With the ski season right around the corner, we’re dreaming of welcoming all of our beloved guests not just to our ski slopes, but to our dining room as well. One of the things we cherish most about our winters in Portillo is the family style meals where everyone from the Purcell family to a first-time visitor is welcomed by our long-time maitre d’, Juan, and sat with friends as well as strangers soon to be friends.

One of our favorite traditions in the dining room is not one of the three standard meals — although breakfast, lunch, and dinner are all special in their own way — but the traditional fourth seating between lunch and dinner of tea time. The tradition of tea time or “once” in Portillo is as old as the resort itself. Apres ski time is a time to refuel and share stories of the day.

With the tea or coffee come some of the tastiest pastries, treats, and snacks all hand-crafted by Rafael and his team. One of the longest standing snacks is the traditional Alfajores. Alfajores are found all through South American and Spain and consist of two cookies sandwiching dulce de leche and coated in chocolate. If you’ve had Alfajores elsewhere, you may have seen them left uncoated, or with other fillings, but here in Portillo, we think we’ve perfected them and would love to share the recipe with you.

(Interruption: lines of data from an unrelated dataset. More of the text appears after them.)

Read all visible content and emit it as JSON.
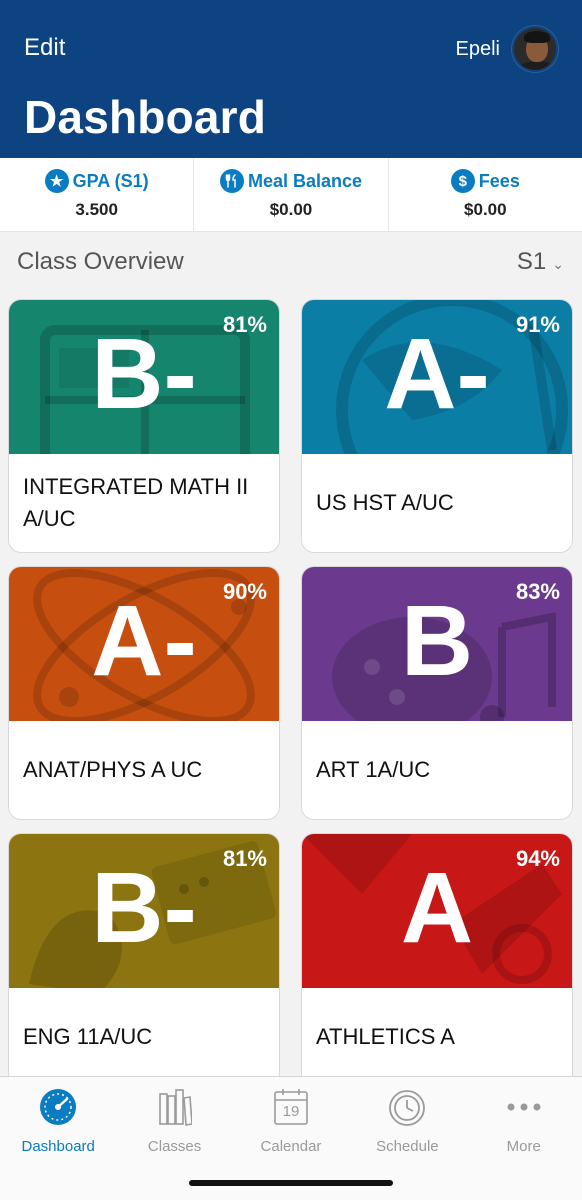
{
  "header": {
    "edit_label": "Edit",
    "user_name": "Epeli",
    "title": "Dashboard"
  },
  "stats": [
    {
      "label": "GPA (S1)",
      "value": "3.500",
      "icon": "star-icon"
    },
    {
      "label": "Meal Balance",
      "value": "$0.00",
      "icon": "utensils-icon"
    },
    {
      "label": "Fees",
      "value": "$0.00",
      "icon": "dollar-icon"
    }
  ],
  "section": {
    "title": "Class Overview",
    "term": "S1"
  },
  "classes": [
    {
      "grade": "B-",
      "percent": "81%",
      "name": "INTEGRATED MATH II A/UC",
      "color": "#16856e"
    },
    {
      "grade": "A-",
      "percent": "91%",
      "name": "US HST A/UC",
      "color": "#0b7ea6"
    },
    {
      "grade": "A-",
      "percent": "90%",
      "name": "ANAT/PHYS A UC",
      "color": "#c64f10"
    },
    {
      "grade": "B",
      "percent": "83%",
      "name": "ART 1A/UC",
      "color": "#6b3a8e"
    },
    {
      "grade": "B-",
      "percent": "81%",
      "name": "ENG 11A/UC",
      "color": "#8c7510"
    },
    {
      "grade": "A",
      "percent": "94%",
      "name": "ATHLETICS A",
      "color": "#c81717"
    }
  ],
  "tabs": [
    {
      "label": "Dashboard",
      "icon": "gauge-icon",
      "active": true
    },
    {
      "label": "Classes",
      "icon": "books-icon",
      "active": false
    },
    {
      "label": "Calendar",
      "icon": "calendar-icon",
      "calendar_day": "19",
      "active": false
    },
    {
      "label": "Schedule",
      "icon": "clock-icon",
      "active": false
    },
    {
      "label": "More",
      "icon": "ellipsis-icon",
      "active": false
    }
  ]
}
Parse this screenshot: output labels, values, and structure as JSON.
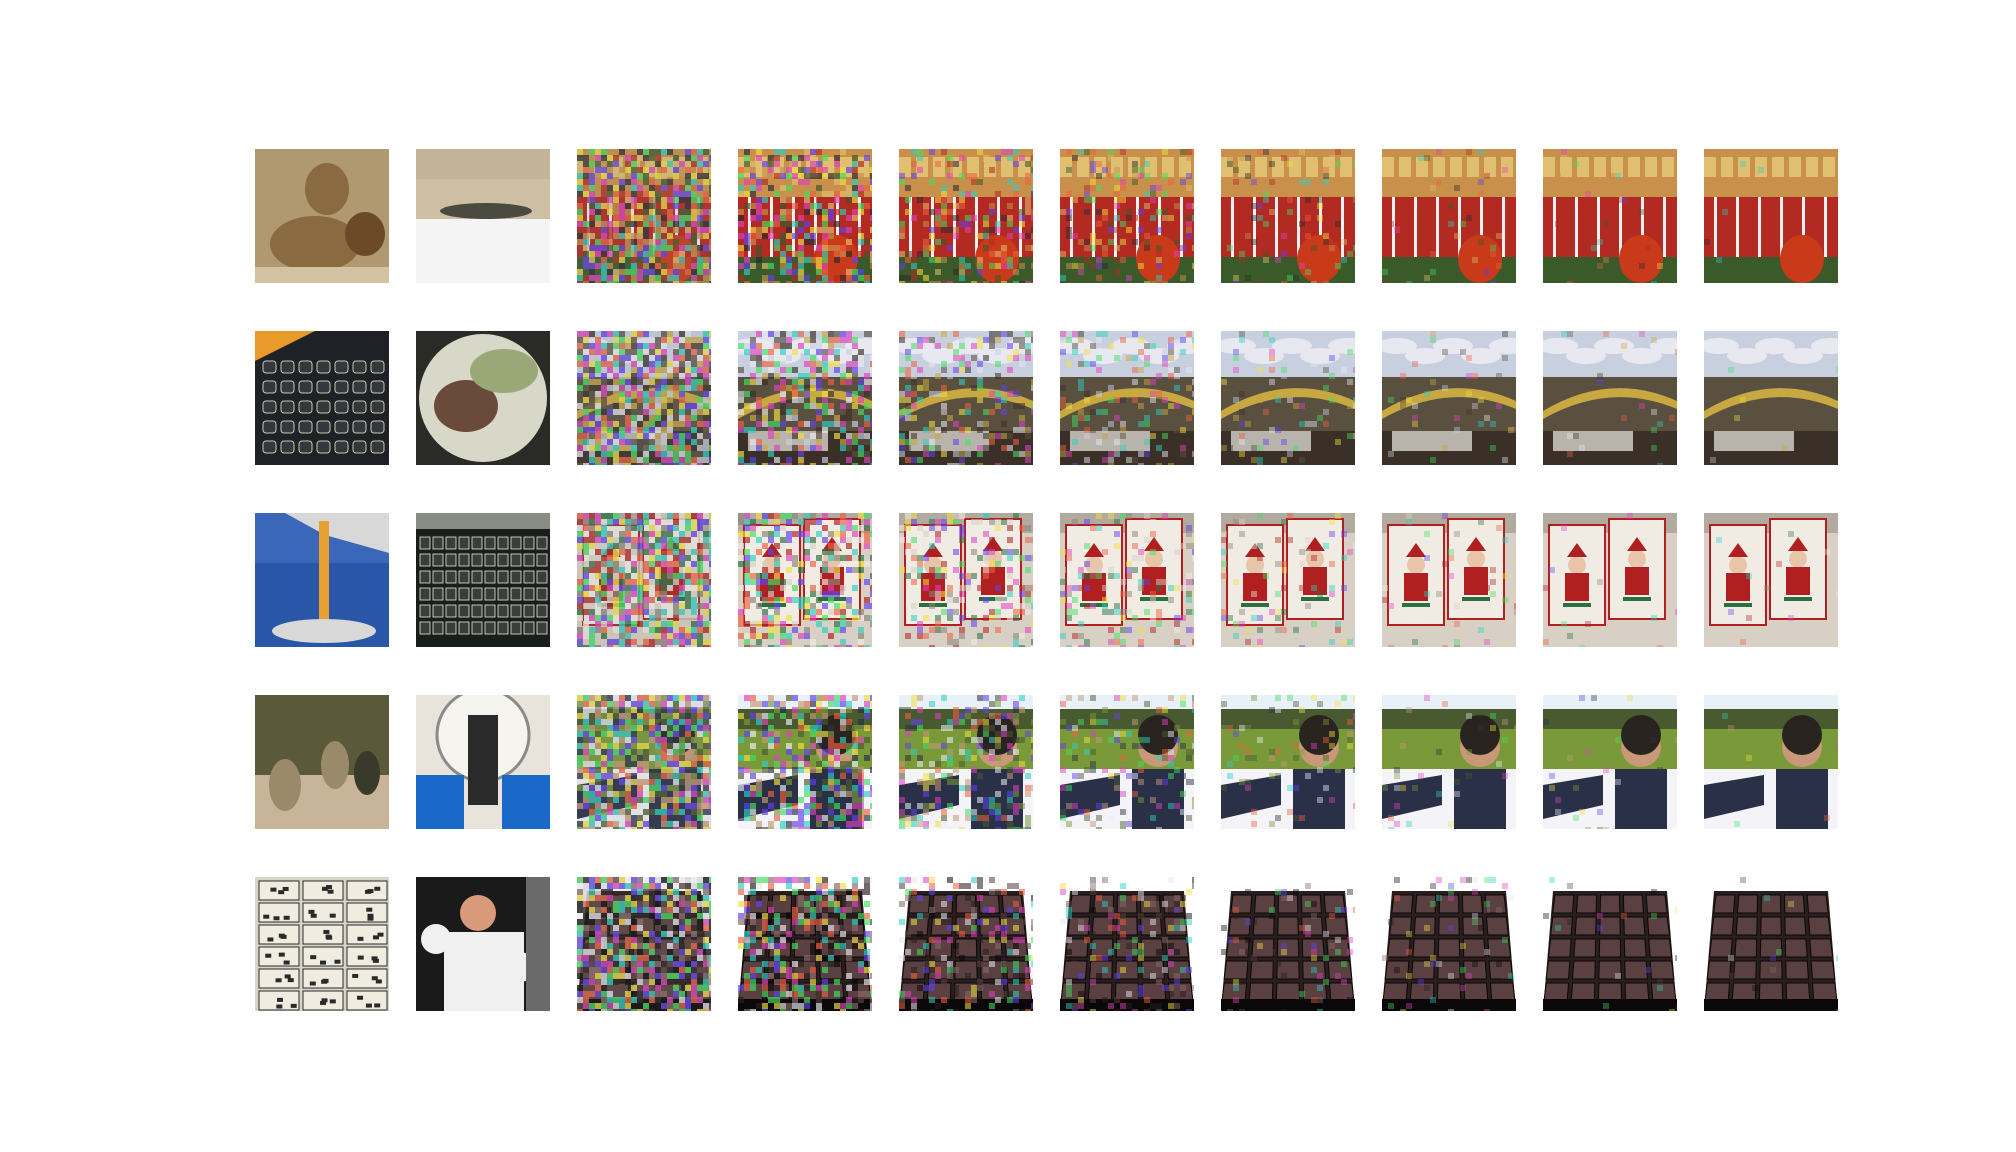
{
  "figure": {
    "background": "#ffffff",
    "rows": [
      {
        "tiles": [
          {
            "scene": "lions",
            "palette": [
              "#b09870",
              "#8a6a40",
              "#d2c2a2",
              "#6b4a2a"
            ]
          },
          {
            "scene": "alligator-on-sand",
            "palette": [
              "#cdbfa3",
              "#f4f4f4",
              "#4a4a40",
              "#b9ad93"
            ]
          },
          {
            "scene": "noisy-market",
            "level": 0.18,
            "palette": [
              "#c8904a",
              "#b22a22",
              "#3a5a2a",
              "#e0c070",
              "#2a2a30"
            ]
          },
          {
            "scene": "noisy-market",
            "level": 0.42,
            "palette": [
              "#c8904a",
              "#b22a22",
              "#3a5a2a",
              "#e0c070",
              "#2a2a30"
            ]
          },
          {
            "scene": "noisy-market",
            "level": 0.62,
            "palette": [
              "#c8904a",
              "#b22a22",
              "#3a5a2a",
              "#e0c070",
              "#2a2a30"
            ]
          },
          {
            "scene": "noisy-market",
            "level": 0.75,
            "palette": [
              "#c8904a",
              "#b22a22",
              "#3a5a2a",
              "#e0c070",
              "#2a2a30"
            ]
          },
          {
            "scene": "noisy-market",
            "level": 0.86,
            "palette": [
              "#c8904a",
              "#b22a22",
              "#3a5a2a",
              "#e0c070",
              "#2a2a30"
            ]
          },
          {
            "scene": "noisy-market",
            "level": 0.92,
            "palette": [
              "#c8904a",
              "#b22a22",
              "#3a5a2a",
              "#e0c070",
              "#2a2a30"
            ]
          },
          {
            "scene": "noisy-market",
            "level": 0.96,
            "palette": [
              "#c8904a",
              "#b22a22",
              "#3a5a2a",
              "#e0c070",
              "#2a2a30"
            ]
          },
          {
            "scene": "noisy-market",
            "level": 0.98,
            "palette": [
              "#c8904a",
              "#b22a22",
              "#3a5a2a",
              "#e0c070",
              "#2a2a30"
            ]
          }
        ]
      },
      {
        "tiles": [
          {
            "scene": "keyboard-orange",
            "palette": [
              "#1e2226",
              "#e89a2a",
              "#c8c8b0",
              "#34383c"
            ]
          },
          {
            "scene": "food-plate",
            "palette": [
              "#2a2a26",
              "#d8d8c8",
              "#6a4a3a",
              "#9aa878"
            ]
          },
          {
            "scene": "noisy-bridge",
            "level": 0.15,
            "palette": [
              "#c8d0e0",
              "#5a5040",
              "#c8a840",
              "#e8e8f0",
              "#3a3028"
            ]
          },
          {
            "scene": "noisy-bridge",
            "level": 0.42,
            "palette": [
              "#c8d0e0",
              "#5a5040",
              "#c8a840",
              "#e8e8f0",
              "#3a3028"
            ]
          },
          {
            "scene": "noisy-bridge",
            "level": 0.62,
            "palette": [
              "#c8d0e0",
              "#5a5040",
              "#c8a840",
              "#e8e8f0",
              "#3a3028"
            ]
          },
          {
            "scene": "noisy-bridge",
            "level": 0.75,
            "palette": [
              "#c8d0e0",
              "#5a5040",
              "#c8a840",
              "#e8e8f0",
              "#3a3028"
            ]
          },
          {
            "scene": "noisy-bridge",
            "level": 0.86,
            "palette": [
              "#c8d0e0",
              "#5a5040",
              "#c8a840",
              "#e8e8f0",
              "#3a3028"
            ]
          },
          {
            "scene": "noisy-bridge",
            "level": 0.92,
            "palette": [
              "#c8d0e0",
              "#5a5040",
              "#c8a840",
              "#e8e8f0",
              "#3a3028"
            ]
          },
          {
            "scene": "noisy-bridge",
            "level": 0.96,
            "palette": [
              "#c8d0e0",
              "#5a5040",
              "#c8a840",
              "#e8e8f0",
              "#3a3028"
            ]
          },
          {
            "scene": "noisy-bridge",
            "level": 0.98,
            "palette": [
              "#c8d0e0",
              "#5a5040",
              "#c8a840",
              "#e8e8f0",
              "#3a3028"
            ]
          }
        ]
      },
      {
        "tiles": [
          {
            "scene": "plunger-sky",
            "palette": [
              "#2a56a8",
              "#e8a030",
              "#d8d8d8",
              "#4a78c8"
            ]
          },
          {
            "scene": "keyboard-dark",
            "palette": [
              "#1a1e1a",
              "#e8e8e0",
              "#3a3e3a",
              "#888c84"
            ]
          },
          {
            "scene": "noisy-santa",
            "level": 0.15,
            "palette": [
              "#d8d0c4",
              "#b02020",
              "#2a7040",
              "#f0ece4",
              "#8a8478"
            ]
          },
          {
            "scene": "noisy-santa",
            "level": 0.42,
            "palette": [
              "#d8d0c4",
              "#b02020",
              "#2a7040",
              "#f0ece4",
              "#8a8478"
            ]
          },
          {
            "scene": "noisy-santa",
            "level": 0.62,
            "palette": [
              "#d8d0c4",
              "#b02020",
              "#2a7040",
              "#f0ece4",
              "#8a8478"
            ]
          },
          {
            "scene": "noisy-santa",
            "level": 0.75,
            "palette": [
              "#d8d0c4",
              "#b02020",
              "#2a7040",
              "#f0ece4",
              "#8a8478"
            ]
          },
          {
            "scene": "noisy-santa",
            "level": 0.86,
            "palette": [
              "#d8d0c4",
              "#b02020",
              "#2a7040",
              "#f0ece4",
              "#8a8478"
            ]
          },
          {
            "scene": "noisy-santa",
            "level": 0.92,
            "palette": [
              "#d8d0c4",
              "#b02020",
              "#2a7040",
              "#f0ece4",
              "#8a8478"
            ]
          },
          {
            "scene": "noisy-santa",
            "level": 0.96,
            "palette": [
              "#d8d0c4",
              "#b02020",
              "#2a7040",
              "#f0ece4",
              "#8a8478"
            ]
          },
          {
            "scene": "noisy-santa",
            "level": 0.98,
            "palette": [
              "#d8d0c4",
              "#b02020",
              "#2a7040",
              "#f0ece4",
              "#8a8478"
            ]
          }
        ]
      },
      {
        "tiles": [
          {
            "scene": "baboons",
            "palette": [
              "#9a8a6a",
              "#5a5a3a",
              "#c8b498",
              "#3a3a2a"
            ]
          },
          {
            "scene": "exercise-bike",
            "palette": [
              "#e8e4dc",
              "#1a68c8",
              "#2a2a2a",
              "#8a8a8a"
            ]
          },
          {
            "scene": "noisy-child",
            "level": 0.15,
            "palette": [
              "#7a9a3a",
              "#2a3048",
              "#e8f0f8",
              "#c89878",
              "#4a5a30"
            ]
          },
          {
            "scene": "noisy-child",
            "level": 0.42,
            "palette": [
              "#7a9a3a",
              "#2a3048",
              "#e8f0f8",
              "#c89878",
              "#4a5a30"
            ]
          },
          {
            "scene": "noisy-child",
            "level": 0.62,
            "palette": [
              "#7a9a3a",
              "#2a3048",
              "#e8f0f8",
              "#c89878",
              "#4a5a30"
            ]
          },
          {
            "scene": "noisy-child",
            "level": 0.75,
            "palette": [
              "#7a9a3a",
              "#2a3048",
              "#e8f0f8",
              "#c89878",
              "#4a5a30"
            ]
          },
          {
            "scene": "noisy-child",
            "level": 0.86,
            "palette": [
              "#7a9a3a",
              "#2a3048",
              "#e8f0f8",
              "#c89878",
              "#4a5a30"
            ]
          },
          {
            "scene": "noisy-child",
            "level": 0.92,
            "palette": [
              "#7a9a3a",
              "#2a3048",
              "#e8f0f8",
              "#c89878",
              "#4a5a30"
            ]
          },
          {
            "scene": "noisy-child",
            "level": 0.96,
            "palette": [
              "#7a9a3a",
              "#2a3048",
              "#e8f0f8",
              "#c89878",
              "#4a5a30"
            ]
          },
          {
            "scene": "noisy-child",
            "level": 0.98,
            "palette": [
              "#7a9a3a",
              "#2a3048",
              "#e8f0f8",
              "#c89878",
              "#4a5a30"
            ]
          }
        ]
      },
      {
        "tiles": [
          {
            "scene": "comic-page",
            "palette": [
              "#d8d4c8",
              "#2a2a2a",
              "#a8a49a",
              "#f0ece0"
            ]
          },
          {
            "scene": "boxer",
            "palette": [
              "#1a1a1a",
              "#f0f0f0",
              "#d89a78",
              "#6a6a6a"
            ]
          },
          {
            "scene": "noisy-keys",
            "level": 0.15,
            "palette": [
              "#2a1e1e",
              "#5a4040",
              "#e8e8f0",
              "#0a0808",
              "#8a6a6a"
            ]
          },
          {
            "scene": "noisy-keys",
            "level": 0.42,
            "palette": [
              "#2a1e1e",
              "#5a4040",
              "#e8e8f0",
              "#0a0808",
              "#8a6a6a"
            ]
          },
          {
            "scene": "noisy-keys",
            "level": 0.62,
            "palette": [
              "#2a1e1e",
              "#5a4040",
              "#e8e8f0",
              "#0a0808",
              "#8a6a6a"
            ]
          },
          {
            "scene": "noisy-keys",
            "level": 0.75,
            "palette": [
              "#2a1e1e",
              "#5a4040",
              "#e8e8f0",
              "#0a0808",
              "#8a6a6a"
            ]
          },
          {
            "scene": "noisy-keys",
            "level": 0.86,
            "palette": [
              "#2a1e1e",
              "#5a4040",
              "#e8e8f0",
              "#0a0808",
              "#8a6a6a"
            ]
          },
          {
            "scene": "noisy-keys",
            "level": 0.92,
            "palette": [
              "#2a1e1e",
              "#5a4040",
              "#e8e8f0",
              "#0a0808",
              "#8a6a6a"
            ]
          },
          {
            "scene": "noisy-keys",
            "level": 0.96,
            "palette": [
              "#2a1e1e",
              "#5a4040",
              "#e8e8f0",
              "#0a0808",
              "#8a6a6a"
            ]
          },
          {
            "scene": "noisy-keys",
            "level": 0.98,
            "palette": [
              "#2a1e1e",
              "#5a4040",
              "#e8e8f0",
              "#0a0808",
              "#8a6a6a"
            ]
          }
        ]
      }
    ]
  }
}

alfajores at tea time at ski portillo

 

RECIPE

Alfajores
(20 units)

1/2 cup wheat flour
2 tablespoons baking powder
2.5 cups cornstarch
7 oz butter
3/4 cup sugar
1 tablespoon vanilla
7 oz chocolate coating
3 egg yolks
1 can of dulce de leche, at room temperature

In a bowl, mix flour, baking powder, and cornstarch. In another bowl, beat butter, vanilla, and sugar until pale and creamy.

Stir the dry ingredients little by little into the mixture forming a compact and uniform dough. Place on a floured board and knead, until smooth. Roll out until the dough is thin, about 5 millimeters, approximately.

Cut circles with a medium pasta cutter. Prick the dough pieces with a fork and put in a 350-degree oven, for twelve minutes. Once they are ready, remove and let cool.

Over each piece, drop a portion of dulce de leche, and cover with another. If you wish, you may dip the alfajores in chocolate. In this case, melt bar chocolate in a double boiler, stir until liquid and cover the alfajores.